Mit MdB Martin Reichardt startete gleich der „beste“ Redner, allerdings bereits im Brüllmodus, sodass eine Steigerung kaum noch möglich war. Danach sprach Alexander Raue, der aber offenbar zu langweilig und leise für das Publikum war. Montagsdemo-Dauerredner Donatus Schmidt hielt ein Plädoyer für Ethnopluralismus und konnte als Kandidat für den Stadtrat wenig zu städtischen Themen mitteilen. Danach kam noch MdL Mario Lehmann, der schwer zu verstehen war, da er relativ schnell und wenig akzentuiert sprach. Der Sound war allgemein recht unsauber und leise. Mehrfach riefen Leute „lauter!“.

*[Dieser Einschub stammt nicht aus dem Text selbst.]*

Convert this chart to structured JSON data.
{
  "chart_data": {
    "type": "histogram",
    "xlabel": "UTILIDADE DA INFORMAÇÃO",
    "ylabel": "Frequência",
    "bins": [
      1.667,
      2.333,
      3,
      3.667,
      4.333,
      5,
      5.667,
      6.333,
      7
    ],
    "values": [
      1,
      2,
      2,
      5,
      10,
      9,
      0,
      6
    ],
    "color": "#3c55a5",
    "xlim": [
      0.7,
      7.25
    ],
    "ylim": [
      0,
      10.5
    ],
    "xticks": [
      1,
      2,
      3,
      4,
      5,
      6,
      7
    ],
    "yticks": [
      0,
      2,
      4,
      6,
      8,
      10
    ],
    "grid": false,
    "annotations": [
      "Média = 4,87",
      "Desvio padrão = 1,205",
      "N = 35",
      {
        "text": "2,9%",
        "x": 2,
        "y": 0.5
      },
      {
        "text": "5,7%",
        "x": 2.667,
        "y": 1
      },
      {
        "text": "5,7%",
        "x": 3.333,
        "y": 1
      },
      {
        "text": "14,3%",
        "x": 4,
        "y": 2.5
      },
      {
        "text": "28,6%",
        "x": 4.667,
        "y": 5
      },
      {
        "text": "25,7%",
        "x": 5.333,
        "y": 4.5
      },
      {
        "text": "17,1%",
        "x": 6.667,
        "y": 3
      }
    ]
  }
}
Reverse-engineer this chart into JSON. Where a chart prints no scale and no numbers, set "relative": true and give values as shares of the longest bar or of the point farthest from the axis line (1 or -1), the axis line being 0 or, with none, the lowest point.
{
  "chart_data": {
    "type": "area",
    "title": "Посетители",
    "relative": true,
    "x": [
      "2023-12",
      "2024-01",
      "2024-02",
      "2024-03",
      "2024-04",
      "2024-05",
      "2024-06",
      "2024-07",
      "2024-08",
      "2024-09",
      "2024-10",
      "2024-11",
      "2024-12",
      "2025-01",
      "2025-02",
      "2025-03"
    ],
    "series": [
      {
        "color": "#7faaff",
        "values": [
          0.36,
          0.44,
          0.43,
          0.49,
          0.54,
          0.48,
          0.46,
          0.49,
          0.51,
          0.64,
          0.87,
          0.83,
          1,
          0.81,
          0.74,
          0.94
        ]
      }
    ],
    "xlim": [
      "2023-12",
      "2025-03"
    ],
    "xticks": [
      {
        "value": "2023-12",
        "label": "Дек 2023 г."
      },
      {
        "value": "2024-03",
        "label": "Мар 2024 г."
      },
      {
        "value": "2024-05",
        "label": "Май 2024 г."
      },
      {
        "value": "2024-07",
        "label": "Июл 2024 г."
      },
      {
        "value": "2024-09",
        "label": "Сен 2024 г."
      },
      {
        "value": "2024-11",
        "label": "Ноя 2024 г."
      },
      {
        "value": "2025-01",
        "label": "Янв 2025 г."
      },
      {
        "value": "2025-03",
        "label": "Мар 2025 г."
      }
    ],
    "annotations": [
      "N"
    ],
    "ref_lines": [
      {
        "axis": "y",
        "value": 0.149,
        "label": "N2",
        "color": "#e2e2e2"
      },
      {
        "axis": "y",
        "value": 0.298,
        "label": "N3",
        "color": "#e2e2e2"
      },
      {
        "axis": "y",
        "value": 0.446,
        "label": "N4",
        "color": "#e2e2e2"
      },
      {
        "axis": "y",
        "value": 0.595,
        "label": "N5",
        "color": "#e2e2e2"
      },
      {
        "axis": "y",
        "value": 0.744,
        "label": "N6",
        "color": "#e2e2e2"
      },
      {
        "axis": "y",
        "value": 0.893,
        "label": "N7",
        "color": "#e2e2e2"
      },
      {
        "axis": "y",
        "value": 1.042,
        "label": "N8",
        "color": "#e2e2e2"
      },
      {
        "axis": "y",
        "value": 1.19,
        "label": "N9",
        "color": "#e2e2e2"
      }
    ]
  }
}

Das häufigste Thema war der Politische Gegner und dessen fehlende Vaterlandsliebe, danach Migranten, die kriminell seien und zu Unrecht Sozialleistungen bekämen, sowie die angebliche Manipulation durch Medien. Ein Redner schloss daraus die Konsequenz: „Wir (also die AfD, Anm. Transit) machen die Arbeit der Medien.“

Fazit: Auf der Straße hat die AfD in Halle derzeit kaum Mobilisierungspotential und macht eher den Eindruck einer etwas größeren Montagsdemo. Das liegt sicher auch an den weiterhin sehr stabilen Protesten vom Bündnis Halle gegen Rechts und seinem Umfeld, deren Mobilisierungspotential in den letzten Jahren weiterhin gestiegen ist. Wenn mal eben 500 Leuten gegen eine mehr oder weniger belanglose AfD-Kundgebung mobilisiert werden können, dann ist das eine große Steigerung gegenüber Zeiten, als die Zahl der „üblichen Verdächtigen“ eher bei 200-300 lag. So haben sich in letzter Zeit viele neue Einzelpersonen und Gruppen in Halle in emanzipatorische Kämpfe eingeschaltet, sei es gegen Nazis im Viertel, gegen die Zerstörung der Umwelt oder für den Feminismus. In der Ablehnung der AfD treffen sich all diese Anliegen und das bringt Leute und damit Hoffnung auf die Straße. Danke an alle Beteiligten!

Der Beitrag gibt nicht zwangsläufig die Meinung der Redaktion wieder.